One of the bullet points noted on the back of the box is that the story is written by New York Times best selling military author Jim Defelice, yet despite this the story is shallow and predictable. Make no mistake though, this is all it needs to be. The entire game feels like a Michael Bay summer blockbuster, and so the story is merely there to justify the next crazy gameplay sequence served up to you. I’ll save the details for you to enjoy, but suffice to say it involves conspiracies, plot twists and a bucket load of glorious, glorious cheese. You’ve got the brave leading man, the wisecracking best friend, the sexy female pilot and other clichéd characters popping up in cut scenes, some of which are interactive.
I also have to mention how amazingly cheesy the closing cut scene is, frankly if you ever wanted a Top Gun 2, this is it. The majority of the voice work is pretty bad, but is certainly acceptable, given the tonal nature of the source material.
In addition to the single player campaign, a reasonably deep multiplayer component is also present. Again using the Modern Warfare template, kills and assists equal points and these points can be spent to unlock perks. These vary from increased ammo, more powerful weapons, better or faster target locks and more. You can also have several sets of perks, so you can tailor certain sets for particular types of craft. Game types range from standard deathmatch to team games such as a territories mode.

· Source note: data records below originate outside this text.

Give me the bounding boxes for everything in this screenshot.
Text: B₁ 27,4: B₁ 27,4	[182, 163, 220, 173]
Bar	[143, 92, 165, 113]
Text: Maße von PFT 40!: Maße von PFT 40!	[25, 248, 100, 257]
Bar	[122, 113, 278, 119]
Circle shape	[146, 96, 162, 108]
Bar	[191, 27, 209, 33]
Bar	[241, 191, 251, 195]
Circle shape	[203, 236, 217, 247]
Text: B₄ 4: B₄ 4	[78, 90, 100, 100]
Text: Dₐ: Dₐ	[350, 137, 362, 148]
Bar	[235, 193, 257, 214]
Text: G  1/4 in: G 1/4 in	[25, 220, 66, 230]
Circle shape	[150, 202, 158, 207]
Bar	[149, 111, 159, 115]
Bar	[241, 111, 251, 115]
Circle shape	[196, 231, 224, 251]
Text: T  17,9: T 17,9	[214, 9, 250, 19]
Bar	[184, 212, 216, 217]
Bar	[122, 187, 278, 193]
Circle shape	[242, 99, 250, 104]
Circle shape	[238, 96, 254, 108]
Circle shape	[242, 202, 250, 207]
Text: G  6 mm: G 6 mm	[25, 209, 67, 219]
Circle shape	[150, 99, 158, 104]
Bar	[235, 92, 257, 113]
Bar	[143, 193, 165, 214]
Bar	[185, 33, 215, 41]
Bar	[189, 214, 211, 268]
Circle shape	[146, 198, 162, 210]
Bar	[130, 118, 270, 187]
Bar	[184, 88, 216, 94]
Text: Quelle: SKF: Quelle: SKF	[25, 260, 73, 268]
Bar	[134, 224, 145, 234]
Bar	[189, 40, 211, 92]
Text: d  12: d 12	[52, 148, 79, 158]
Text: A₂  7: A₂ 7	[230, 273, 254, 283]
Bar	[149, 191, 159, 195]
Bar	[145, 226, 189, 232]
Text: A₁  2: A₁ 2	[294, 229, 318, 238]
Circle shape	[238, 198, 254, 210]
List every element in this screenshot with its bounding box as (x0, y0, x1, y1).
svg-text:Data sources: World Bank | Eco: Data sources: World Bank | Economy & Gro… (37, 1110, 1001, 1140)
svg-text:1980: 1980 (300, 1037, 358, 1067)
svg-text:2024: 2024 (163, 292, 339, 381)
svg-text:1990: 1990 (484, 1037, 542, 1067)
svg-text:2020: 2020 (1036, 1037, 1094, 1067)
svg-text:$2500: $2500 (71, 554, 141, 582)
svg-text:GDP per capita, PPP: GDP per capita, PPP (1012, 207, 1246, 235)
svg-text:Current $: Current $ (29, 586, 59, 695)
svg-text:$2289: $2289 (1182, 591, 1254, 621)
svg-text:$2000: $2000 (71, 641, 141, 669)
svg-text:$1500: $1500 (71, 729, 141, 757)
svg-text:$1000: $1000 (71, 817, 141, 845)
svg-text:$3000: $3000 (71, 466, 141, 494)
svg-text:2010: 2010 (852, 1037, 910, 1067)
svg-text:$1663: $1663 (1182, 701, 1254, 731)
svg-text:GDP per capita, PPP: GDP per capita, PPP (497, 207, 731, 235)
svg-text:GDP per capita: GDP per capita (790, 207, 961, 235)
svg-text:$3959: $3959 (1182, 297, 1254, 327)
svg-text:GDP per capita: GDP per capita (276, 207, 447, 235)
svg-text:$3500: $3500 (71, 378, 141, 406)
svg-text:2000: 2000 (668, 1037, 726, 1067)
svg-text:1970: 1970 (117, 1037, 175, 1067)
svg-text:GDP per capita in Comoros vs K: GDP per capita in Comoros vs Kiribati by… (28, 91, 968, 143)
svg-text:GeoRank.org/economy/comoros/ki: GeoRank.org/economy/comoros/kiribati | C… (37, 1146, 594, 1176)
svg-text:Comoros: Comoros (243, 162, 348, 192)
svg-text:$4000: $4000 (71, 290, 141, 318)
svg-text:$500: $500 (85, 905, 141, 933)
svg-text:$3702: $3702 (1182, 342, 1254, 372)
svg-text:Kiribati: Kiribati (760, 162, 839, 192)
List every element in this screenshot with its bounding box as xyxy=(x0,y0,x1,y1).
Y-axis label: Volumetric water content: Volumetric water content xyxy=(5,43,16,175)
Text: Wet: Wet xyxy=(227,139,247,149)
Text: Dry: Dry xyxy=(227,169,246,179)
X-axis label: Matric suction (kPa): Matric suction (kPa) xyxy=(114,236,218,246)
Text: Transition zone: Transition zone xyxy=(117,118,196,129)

The straight up deathmatch, with its DFM enabled gameplay is a lot of fun, and it is not uncommon to see folks countering each other until a third party comes along and takes them out with their four-missile special weapon. At least that was what I did. The real fun however lies in the attack and defend game types. In order to win there are bases which need to be bombed, so a multi-role or pure bomber is required. These are slower than the pure fighter planes however, so co-ordinated team work is the order of the day, with the bombers flying low to take out their target, whilst being protected by their Raptors and MIGs. Throw helicopters into the mix and all in all multiplayer adds a lot of value to the overall package. Customisation options are provided, allowing the planes to be coloured however you wish, and even additional effects such as different coloured smoke trails for missiles. I did find it rather fun blasting down other humans in my bright red and black Hornet, including red smoking missiles. Additionally, story missions can be replayed in a free play mode allowing the use of the multiplayer perks, with the story also be playable in co-op as well.
All this would be a waste if the visuals and audio let it down, but thankfully they don’t. The game is gorgeous, with lots of nice little details such as the glass reflection of the cockpit, the wind passing by, and the glow of the afterburners with accompanying heat haze. The music is a combination of typical Japanese gaming rock and summer blockbuster film and every level has its own theme.
It all fits together to create an experience that is different to the other games coming out this holiday season. I would recommend it to both long time fans of the series and newcomers alike because as it turns out, air combat really is ace.